Довженко был человеком неслыханно любопытным до всего на свете. Его интересовали такие далёкие друг от друга вещи, как лучший способ штукатурки стен и межпланетные полёты, новая сельская архитектура и сроки прорастания семян.

Он любил вольно бродить по земле и в это время с какой-то пронзительной зоркостью замечал во много раз больше, чем замечаем мы, торопливые и озабоченные люди.

Необычайно талантливый, он любил любой талант и умение, – хотя бы умение вести тяжёлый комбайн или клеить воздушных змеев.

В чём же был секрет его рассказов? Если сказать, что в них было нечто гоголевское, то это было бы только частью правды. Главный секрет их был в народности, в полной очарованности самого рассказчика своей страной, Украиной. Поэзия Украины лилась из его уст свободно, широко, то грустно, то весело, и золотилась, как летнее утро на его любимой светлоструйной Десне.

Я помню несколько устных рассказов Довженко. Но годы идут, прошлое затягивается лёгким туманом и может растаять в нём совершенно. Поэтому я решил при помощи прозы восстановить в памяти хотя бы один такой рассказ.

Натолкнул меня на эту мысль покойный режиссёр Сергей Дмитриевич Васильев.

Но проза – величайший жанр литературы – всё же бессильна передать интонации рассказчика, добрый смех, спрятанный в уголках его глаз, его язык, легко и органически объединяющий два живописнейших языка – русский и украинский, внезапные переходы от одного языка к другому, наконец, его собственную радость из-за каждого удачного рассказа.

Один из рассказов Довженко назывался «Народная медицина». Я слышал его всего раз, поэтому передаю его без того богатства красок, какими он сверкал, бил в глаза, просто слепил слушателей в передаче Довженко.

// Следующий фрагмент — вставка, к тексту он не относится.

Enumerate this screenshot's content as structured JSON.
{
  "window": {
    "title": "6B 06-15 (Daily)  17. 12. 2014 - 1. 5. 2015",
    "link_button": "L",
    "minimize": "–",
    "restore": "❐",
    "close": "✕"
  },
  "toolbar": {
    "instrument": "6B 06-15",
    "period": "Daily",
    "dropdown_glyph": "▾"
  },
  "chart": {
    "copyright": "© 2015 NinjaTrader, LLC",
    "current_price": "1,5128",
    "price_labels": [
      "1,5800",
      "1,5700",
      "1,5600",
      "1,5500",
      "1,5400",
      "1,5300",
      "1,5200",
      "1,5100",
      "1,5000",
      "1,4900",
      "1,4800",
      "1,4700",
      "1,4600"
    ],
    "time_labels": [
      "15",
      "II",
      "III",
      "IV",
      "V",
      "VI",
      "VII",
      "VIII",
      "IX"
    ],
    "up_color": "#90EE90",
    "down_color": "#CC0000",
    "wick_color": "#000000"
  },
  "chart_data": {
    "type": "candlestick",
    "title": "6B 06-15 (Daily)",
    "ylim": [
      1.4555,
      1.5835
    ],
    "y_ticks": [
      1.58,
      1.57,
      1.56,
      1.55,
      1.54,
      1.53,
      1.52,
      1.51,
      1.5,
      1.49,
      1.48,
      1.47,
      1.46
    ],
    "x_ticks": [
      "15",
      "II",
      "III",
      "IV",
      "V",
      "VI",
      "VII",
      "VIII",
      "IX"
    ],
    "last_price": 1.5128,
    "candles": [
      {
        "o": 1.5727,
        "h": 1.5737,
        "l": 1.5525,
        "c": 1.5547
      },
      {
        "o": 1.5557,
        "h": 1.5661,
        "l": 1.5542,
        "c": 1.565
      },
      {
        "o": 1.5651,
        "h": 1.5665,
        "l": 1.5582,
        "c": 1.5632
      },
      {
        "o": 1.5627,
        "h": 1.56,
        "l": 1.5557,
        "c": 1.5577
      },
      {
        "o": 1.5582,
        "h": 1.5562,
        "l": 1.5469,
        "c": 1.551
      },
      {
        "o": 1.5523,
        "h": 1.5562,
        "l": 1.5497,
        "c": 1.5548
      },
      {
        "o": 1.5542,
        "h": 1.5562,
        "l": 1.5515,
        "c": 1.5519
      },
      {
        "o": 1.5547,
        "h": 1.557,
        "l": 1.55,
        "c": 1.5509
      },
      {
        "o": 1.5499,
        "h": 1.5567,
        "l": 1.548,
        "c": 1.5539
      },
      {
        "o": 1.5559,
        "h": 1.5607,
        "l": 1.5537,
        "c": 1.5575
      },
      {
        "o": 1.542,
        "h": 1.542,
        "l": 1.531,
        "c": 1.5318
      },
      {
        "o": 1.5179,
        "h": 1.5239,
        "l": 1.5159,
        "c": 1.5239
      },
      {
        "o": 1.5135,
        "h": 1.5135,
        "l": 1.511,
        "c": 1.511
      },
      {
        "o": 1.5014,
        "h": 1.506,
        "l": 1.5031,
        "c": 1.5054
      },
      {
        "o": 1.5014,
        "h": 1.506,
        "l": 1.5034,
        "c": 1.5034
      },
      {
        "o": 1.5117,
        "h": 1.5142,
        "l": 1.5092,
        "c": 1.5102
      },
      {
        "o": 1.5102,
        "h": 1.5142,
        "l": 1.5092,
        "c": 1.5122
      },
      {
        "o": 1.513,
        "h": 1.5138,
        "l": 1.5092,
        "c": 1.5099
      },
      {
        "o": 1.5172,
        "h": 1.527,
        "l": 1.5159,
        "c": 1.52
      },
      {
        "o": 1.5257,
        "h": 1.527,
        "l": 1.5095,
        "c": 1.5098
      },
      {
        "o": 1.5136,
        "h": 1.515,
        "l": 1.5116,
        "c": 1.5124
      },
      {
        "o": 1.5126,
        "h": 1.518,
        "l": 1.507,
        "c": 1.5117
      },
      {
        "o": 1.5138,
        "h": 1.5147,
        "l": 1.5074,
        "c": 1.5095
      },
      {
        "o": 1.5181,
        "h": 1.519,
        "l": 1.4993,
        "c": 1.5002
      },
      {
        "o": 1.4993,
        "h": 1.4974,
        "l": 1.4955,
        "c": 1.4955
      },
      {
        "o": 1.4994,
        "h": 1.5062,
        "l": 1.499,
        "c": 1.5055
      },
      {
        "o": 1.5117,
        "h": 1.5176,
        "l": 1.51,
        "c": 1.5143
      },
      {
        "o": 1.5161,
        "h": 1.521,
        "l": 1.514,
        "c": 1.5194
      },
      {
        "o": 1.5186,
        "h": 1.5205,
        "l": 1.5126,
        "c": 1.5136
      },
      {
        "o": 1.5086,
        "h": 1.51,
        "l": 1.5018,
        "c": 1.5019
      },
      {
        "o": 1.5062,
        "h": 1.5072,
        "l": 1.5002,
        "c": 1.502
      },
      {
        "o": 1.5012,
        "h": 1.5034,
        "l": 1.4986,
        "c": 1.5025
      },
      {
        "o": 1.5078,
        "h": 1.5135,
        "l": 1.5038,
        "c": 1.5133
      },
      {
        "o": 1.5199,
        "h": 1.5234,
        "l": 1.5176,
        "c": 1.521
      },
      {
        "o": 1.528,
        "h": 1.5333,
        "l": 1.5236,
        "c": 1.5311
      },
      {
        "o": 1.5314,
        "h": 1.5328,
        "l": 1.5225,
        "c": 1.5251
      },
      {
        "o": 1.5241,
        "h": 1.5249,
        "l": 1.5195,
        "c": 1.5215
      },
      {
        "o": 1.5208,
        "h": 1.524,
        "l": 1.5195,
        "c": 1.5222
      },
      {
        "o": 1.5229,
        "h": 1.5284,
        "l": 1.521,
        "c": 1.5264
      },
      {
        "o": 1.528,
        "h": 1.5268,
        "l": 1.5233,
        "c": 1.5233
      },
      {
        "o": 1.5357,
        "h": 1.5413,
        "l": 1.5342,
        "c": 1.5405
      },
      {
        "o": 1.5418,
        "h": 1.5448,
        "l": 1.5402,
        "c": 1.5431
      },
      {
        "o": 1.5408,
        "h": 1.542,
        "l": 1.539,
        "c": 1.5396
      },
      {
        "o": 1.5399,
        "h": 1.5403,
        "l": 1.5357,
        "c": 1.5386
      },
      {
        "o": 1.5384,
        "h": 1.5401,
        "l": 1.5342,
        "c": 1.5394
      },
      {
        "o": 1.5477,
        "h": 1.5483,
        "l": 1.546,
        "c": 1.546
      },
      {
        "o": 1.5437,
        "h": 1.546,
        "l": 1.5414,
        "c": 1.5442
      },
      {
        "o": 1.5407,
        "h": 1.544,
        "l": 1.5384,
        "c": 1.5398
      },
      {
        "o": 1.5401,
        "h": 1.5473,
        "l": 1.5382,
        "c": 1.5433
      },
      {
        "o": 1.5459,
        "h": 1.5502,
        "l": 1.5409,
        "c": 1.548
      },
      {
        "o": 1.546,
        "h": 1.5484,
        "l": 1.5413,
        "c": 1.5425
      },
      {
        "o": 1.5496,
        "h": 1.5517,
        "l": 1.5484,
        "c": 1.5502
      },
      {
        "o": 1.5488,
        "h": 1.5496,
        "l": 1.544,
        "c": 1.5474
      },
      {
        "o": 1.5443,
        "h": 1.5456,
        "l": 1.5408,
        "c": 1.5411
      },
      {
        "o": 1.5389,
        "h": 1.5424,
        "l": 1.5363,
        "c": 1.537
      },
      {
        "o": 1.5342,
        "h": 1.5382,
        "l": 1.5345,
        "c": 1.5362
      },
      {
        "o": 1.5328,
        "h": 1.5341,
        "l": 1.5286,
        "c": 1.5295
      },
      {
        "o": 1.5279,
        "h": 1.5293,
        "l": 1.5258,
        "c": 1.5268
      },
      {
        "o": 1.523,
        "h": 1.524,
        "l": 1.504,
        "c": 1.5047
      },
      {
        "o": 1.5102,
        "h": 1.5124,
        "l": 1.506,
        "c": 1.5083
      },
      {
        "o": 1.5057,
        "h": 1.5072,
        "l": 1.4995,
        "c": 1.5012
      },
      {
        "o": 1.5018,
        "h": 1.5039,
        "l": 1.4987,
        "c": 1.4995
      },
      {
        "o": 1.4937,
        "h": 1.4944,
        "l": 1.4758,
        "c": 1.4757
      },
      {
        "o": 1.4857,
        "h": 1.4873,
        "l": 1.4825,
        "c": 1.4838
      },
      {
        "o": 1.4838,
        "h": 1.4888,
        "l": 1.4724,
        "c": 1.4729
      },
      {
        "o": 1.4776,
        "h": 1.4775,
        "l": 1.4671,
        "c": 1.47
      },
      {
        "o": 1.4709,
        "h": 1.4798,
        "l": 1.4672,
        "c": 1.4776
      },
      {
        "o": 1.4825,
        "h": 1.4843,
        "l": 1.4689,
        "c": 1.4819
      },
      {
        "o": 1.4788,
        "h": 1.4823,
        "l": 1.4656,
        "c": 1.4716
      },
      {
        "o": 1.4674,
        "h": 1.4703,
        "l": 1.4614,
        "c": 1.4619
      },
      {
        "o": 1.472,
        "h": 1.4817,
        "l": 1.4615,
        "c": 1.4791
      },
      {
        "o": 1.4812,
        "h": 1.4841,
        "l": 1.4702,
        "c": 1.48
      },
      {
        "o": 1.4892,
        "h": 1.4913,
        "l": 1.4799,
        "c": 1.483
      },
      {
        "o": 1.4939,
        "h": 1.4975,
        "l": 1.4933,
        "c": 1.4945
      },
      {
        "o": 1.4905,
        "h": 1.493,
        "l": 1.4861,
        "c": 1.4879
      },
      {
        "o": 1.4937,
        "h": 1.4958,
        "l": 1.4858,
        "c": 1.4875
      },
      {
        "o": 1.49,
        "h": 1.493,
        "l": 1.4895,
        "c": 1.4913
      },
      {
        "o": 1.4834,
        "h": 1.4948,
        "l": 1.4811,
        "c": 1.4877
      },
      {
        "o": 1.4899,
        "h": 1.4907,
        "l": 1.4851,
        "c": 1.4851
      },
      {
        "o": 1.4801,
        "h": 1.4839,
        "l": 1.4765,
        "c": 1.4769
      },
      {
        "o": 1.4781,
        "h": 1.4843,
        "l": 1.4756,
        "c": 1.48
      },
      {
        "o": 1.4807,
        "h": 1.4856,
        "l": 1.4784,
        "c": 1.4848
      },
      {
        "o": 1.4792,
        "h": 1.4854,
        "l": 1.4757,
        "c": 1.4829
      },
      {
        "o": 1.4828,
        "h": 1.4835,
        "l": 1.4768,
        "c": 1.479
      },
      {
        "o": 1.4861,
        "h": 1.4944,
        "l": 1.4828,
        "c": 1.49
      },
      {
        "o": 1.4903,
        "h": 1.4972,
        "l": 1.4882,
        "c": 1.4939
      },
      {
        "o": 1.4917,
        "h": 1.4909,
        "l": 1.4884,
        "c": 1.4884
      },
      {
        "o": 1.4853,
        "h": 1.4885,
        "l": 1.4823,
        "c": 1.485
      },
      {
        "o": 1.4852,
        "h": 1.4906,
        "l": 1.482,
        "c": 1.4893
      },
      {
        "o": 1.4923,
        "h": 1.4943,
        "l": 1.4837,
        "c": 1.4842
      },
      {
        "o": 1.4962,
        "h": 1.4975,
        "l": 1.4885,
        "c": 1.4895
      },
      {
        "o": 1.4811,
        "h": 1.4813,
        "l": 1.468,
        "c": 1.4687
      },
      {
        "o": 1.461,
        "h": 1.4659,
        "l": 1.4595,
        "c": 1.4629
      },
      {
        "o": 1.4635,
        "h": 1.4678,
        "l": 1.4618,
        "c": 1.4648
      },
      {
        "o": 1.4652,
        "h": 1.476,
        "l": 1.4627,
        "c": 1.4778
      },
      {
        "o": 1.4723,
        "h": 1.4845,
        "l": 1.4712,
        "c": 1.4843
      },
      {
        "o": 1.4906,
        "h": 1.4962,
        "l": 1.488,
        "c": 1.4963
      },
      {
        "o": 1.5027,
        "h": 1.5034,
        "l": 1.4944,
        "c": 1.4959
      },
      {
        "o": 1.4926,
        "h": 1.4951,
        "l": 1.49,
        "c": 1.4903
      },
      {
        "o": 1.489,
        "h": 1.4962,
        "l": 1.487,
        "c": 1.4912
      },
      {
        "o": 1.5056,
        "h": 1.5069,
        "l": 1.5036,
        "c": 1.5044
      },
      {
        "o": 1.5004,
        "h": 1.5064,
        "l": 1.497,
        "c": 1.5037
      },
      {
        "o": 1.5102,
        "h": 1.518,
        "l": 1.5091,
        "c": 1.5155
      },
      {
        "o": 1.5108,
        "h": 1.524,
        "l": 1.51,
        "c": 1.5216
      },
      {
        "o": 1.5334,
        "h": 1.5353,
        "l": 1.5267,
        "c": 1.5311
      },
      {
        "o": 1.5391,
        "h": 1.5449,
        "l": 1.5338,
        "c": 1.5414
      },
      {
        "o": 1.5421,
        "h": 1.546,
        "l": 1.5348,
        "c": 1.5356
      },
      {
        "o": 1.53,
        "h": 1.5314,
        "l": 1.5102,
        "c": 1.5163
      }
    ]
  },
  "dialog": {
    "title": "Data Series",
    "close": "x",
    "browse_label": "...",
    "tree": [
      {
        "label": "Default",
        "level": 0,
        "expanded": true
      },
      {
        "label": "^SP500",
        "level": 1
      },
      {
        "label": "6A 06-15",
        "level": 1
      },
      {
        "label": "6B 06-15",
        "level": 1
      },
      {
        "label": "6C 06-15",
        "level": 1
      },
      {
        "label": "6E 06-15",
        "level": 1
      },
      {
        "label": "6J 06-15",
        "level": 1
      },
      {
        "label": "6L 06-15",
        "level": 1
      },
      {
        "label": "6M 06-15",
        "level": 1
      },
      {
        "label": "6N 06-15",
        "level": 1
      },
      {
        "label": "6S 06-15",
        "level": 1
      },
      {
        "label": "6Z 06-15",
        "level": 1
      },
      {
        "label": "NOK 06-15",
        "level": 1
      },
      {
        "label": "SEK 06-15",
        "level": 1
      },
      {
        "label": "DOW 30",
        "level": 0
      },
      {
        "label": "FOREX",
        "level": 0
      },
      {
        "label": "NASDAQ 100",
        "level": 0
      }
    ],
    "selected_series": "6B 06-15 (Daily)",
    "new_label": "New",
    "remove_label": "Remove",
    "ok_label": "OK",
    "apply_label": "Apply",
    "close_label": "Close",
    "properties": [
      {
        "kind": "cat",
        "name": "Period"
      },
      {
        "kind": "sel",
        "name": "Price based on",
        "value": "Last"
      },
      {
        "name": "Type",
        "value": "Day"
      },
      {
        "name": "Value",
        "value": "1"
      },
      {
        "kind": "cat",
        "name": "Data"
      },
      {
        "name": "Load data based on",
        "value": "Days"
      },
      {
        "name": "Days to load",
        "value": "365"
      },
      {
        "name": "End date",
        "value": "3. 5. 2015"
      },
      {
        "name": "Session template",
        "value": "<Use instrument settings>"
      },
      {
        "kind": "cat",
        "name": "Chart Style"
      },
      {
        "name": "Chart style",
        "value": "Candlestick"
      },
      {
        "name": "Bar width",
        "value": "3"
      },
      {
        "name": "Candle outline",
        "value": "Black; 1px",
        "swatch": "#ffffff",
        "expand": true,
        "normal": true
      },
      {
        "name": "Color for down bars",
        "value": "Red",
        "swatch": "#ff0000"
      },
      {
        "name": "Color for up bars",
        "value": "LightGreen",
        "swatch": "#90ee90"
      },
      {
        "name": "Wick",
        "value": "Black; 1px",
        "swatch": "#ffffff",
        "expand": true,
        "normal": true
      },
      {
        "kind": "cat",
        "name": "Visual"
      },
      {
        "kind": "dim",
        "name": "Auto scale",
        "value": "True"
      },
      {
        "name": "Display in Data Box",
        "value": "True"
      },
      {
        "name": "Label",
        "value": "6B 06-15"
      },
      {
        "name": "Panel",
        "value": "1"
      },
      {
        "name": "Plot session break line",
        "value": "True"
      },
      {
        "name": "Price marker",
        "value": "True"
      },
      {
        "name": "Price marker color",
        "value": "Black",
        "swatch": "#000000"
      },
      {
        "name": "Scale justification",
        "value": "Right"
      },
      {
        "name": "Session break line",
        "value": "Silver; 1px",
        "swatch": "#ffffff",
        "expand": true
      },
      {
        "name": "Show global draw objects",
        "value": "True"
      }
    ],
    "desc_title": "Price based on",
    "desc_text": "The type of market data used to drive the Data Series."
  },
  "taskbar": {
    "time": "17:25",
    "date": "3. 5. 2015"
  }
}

Дело было во время съёмки фильма «Щорс». В одном из сёл на Полтавщине, кажется в Ереськах, снимали массовую сцену с участием ереськинских селян и нескольких красноармейцев – статистов.

С утра было ясно, солнечно, потом небо затянулось облаками, и пошёл серый тихий дождь. Такие дожди обладают очень упрямым характером и могут шуршать по листве и барабанить по крышам бесконечно долго.

Съёмку пришлось прекратить, спрятаться в клуню и ждать там, пока дождь не пройдёт и, может быть, опять появится солнце.

И вот в клуне зашёл разговор о народной медицине, о всяческих «средствиях» от всяческих болезней, о знаменитых бабках – лекарках и ворожеях, знающих всё на свете: как избавить доброго человека от стригуна и как заворожить любую красавицу.

Разговор шёл общий и шумный. Только один красноармеец-сверхсрочник сидел на земляном полу, покуривал и насмешливо слушал этот разговор, не желая в нём участвовать. Время от времени он даже презрительно сплёвывал.

Наконец красноармеец не выдержал. Он потянул сидевшего с ним рядом Довженко за рукав и сказал:

– А я, товарищ режиссёр, в ту народную медицину не верю.

– Чего ж так? – спросил Довженко.

– Да была у меня в жизни такая история с той народной медициной, что провались она со всеми своими ворожками к бисовой бабушке. Насилу я ноги унёс. Вы, товарищ режиссёр, тех разговорщиков не слухайте, хай они брешут, что им угодно. Вы меня выслушайте.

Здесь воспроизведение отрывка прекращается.